The little tune, become a little ballad, had become a full-sized vocal showpiece. I see Mrs Salmon and Elizabeth Feron singing it (separately) in the following years, before the full opera got its first performance at the King’s Theatre 6 June 1811 for buffo star Naldi to play Papageno at his Benefit. In Italian. Hurriedly put up, its libretto incomprehensible to most, it was only liked for its music. Not all of which seems to have been from Die Zauberflöte. The Papagena of the occasion, Mme Collini, announced its repetition for her Benefit, but when the day came, she and Madame Bertinotti just sang some of the numbers.

So, the introduction of Il Flauto magico to England was not precisely a happy one. ‘That popular Scottish tune’ ‘Away with melancholy’ sung by Signor Righi seems to have been the highlight of the night.

Bits of Die Zauberflöte continued to appear in concert. The overture was played at the Hereford Festival between the acts of Acis and Galatea, Catalani opened her Benefit concert with it but then gave arias by Portogallo, Paisiello and Nasolini.
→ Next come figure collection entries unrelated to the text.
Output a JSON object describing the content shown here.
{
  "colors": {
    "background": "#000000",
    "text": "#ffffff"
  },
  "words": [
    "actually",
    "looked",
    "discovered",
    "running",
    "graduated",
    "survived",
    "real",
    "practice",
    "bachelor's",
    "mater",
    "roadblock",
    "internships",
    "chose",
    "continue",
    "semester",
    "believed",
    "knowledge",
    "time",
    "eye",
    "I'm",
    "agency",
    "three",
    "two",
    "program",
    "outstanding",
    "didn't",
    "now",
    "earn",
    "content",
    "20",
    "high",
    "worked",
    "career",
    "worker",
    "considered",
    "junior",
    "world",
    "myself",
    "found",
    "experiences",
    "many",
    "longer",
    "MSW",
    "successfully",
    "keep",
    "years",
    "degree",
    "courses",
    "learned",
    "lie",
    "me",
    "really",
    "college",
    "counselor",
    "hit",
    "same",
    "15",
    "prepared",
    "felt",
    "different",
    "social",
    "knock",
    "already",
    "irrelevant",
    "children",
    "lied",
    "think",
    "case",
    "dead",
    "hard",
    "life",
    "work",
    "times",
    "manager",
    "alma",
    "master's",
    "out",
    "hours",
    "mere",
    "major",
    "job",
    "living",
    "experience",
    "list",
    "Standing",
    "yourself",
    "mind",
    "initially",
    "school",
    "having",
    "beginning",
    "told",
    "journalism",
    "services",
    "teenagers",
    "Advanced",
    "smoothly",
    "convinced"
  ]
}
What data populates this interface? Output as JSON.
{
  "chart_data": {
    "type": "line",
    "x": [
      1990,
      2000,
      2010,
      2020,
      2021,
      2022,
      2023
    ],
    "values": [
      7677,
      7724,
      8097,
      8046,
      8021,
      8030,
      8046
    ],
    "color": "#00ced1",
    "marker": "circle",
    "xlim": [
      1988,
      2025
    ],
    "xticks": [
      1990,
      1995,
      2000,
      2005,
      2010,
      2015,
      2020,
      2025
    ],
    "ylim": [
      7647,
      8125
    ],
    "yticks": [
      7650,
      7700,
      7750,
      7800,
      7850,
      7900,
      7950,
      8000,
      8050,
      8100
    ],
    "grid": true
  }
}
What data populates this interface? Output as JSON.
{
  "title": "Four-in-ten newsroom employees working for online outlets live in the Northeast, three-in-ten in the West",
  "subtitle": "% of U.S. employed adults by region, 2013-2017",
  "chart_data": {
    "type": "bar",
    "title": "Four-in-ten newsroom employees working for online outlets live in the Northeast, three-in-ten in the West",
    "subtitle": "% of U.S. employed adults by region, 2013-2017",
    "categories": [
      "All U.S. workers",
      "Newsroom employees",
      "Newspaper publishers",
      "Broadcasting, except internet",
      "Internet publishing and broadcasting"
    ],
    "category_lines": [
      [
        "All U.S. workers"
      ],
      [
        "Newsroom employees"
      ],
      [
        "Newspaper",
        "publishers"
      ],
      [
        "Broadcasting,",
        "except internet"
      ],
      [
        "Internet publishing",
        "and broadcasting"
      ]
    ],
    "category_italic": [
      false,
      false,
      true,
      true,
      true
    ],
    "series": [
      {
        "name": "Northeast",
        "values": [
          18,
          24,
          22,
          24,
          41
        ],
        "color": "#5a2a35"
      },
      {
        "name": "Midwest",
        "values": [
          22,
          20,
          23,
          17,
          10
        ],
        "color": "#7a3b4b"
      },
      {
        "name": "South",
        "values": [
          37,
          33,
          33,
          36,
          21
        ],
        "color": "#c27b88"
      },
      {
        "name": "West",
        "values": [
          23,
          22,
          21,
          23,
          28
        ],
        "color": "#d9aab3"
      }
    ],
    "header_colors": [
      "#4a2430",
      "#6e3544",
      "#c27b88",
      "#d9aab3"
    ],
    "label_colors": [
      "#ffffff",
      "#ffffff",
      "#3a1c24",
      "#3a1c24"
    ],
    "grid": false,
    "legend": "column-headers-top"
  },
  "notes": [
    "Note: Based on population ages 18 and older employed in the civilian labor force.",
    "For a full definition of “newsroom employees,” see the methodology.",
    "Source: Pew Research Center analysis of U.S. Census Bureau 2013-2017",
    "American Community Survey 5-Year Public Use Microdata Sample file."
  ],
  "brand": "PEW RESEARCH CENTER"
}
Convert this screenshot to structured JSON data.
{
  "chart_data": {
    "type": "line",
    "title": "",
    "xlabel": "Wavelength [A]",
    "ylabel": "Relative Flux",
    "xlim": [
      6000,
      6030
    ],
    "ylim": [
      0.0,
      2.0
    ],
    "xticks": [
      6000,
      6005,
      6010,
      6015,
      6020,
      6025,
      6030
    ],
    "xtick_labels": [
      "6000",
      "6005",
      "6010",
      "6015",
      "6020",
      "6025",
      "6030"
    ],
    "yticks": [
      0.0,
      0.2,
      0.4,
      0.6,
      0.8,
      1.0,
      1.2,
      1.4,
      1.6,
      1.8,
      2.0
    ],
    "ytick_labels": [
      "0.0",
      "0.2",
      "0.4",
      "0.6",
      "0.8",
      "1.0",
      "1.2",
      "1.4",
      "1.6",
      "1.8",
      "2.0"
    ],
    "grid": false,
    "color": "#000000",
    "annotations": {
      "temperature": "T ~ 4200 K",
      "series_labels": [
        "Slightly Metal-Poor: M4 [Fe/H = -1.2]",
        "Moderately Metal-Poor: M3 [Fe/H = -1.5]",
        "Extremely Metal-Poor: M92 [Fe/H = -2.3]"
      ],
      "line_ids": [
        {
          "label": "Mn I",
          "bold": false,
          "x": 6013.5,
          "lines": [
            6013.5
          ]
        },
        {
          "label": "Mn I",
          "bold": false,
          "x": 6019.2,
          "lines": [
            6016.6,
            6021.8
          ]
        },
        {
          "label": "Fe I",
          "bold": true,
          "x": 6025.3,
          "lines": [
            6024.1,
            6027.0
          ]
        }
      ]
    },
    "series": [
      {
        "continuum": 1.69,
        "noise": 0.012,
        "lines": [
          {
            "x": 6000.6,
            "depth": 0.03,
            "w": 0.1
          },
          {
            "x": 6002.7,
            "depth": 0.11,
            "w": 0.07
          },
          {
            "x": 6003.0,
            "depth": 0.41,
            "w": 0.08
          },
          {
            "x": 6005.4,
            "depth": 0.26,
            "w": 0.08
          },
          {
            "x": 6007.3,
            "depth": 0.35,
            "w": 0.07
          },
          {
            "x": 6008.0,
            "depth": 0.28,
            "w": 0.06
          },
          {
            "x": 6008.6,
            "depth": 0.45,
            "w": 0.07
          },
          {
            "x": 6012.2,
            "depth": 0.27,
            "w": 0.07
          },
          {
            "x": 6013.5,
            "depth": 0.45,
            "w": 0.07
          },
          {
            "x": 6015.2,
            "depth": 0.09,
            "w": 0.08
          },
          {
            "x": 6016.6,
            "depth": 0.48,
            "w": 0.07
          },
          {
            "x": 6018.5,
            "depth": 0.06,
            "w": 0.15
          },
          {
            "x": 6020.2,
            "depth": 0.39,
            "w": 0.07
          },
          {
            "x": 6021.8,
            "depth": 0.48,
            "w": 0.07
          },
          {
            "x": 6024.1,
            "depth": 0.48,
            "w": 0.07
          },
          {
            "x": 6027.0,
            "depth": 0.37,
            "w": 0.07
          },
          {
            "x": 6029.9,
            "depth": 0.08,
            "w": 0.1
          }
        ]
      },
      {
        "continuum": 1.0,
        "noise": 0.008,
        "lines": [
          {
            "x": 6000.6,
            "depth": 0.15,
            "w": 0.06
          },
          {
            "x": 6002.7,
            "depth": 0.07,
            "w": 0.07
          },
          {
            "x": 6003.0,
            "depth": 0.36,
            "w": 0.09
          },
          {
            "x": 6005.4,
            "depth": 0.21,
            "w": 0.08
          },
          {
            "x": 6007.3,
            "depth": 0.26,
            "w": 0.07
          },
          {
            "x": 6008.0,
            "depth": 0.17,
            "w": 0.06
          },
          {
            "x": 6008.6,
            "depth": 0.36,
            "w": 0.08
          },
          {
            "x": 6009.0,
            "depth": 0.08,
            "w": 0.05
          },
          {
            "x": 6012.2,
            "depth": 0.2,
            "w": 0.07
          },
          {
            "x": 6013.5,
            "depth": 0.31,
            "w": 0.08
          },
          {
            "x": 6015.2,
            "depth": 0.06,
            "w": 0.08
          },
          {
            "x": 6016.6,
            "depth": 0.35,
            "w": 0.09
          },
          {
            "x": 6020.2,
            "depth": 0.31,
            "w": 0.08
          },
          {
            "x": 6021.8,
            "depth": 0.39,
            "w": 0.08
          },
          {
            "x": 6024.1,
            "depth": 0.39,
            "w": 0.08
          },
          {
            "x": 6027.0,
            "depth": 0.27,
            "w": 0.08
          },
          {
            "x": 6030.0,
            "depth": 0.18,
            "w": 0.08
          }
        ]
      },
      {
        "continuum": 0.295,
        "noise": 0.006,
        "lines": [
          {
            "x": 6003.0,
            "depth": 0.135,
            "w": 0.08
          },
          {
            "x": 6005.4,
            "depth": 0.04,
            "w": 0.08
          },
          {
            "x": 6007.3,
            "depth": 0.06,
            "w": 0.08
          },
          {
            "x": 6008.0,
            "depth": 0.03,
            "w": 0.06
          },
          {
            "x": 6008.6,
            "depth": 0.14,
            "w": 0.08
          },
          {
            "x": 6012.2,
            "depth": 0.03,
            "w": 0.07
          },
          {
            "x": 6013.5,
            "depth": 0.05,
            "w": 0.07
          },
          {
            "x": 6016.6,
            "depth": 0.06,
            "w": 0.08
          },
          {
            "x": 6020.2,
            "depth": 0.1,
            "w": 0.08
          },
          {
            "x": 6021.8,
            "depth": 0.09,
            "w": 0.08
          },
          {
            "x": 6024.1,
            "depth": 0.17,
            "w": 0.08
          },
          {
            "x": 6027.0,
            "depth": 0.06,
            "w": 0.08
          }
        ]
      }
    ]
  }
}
No Mozart. A selection from the opera was given at Drury Lane with keyed harmonica accompaniment (‘O cara armonia’), and in 1818 another selection, featuring Mrs Salmon, was given there at the oratorios, before in 1819 (25 May) the piece was tried again at the King’s. Much better cast (Mmes Bellochi, Corri, Angrisani, Ambrogetti and Begrez as Monastatos) it did rather better, but it did not establish itself, as ‘Away With Melancholy’ went into its umpteenth edition.

Sadly, Mr Shade didn’t date his imprint. I’d guess it’s somewhere between 1815-1825. It’s a two soprano version, of utter simplicity, where the two voices sing endlessly in thirds, so I guess made for the infant market. That’s where it ended up, anyway. I see on you tube there are versions by various juvenile pianists, including one very deliberate one by a lass of four. From Mozart to ‘Scottish ballad’ to Catalani to kiddie exercise. But Monastatos’s little dance has lasted over two centuries in its ‘adapted’ forms!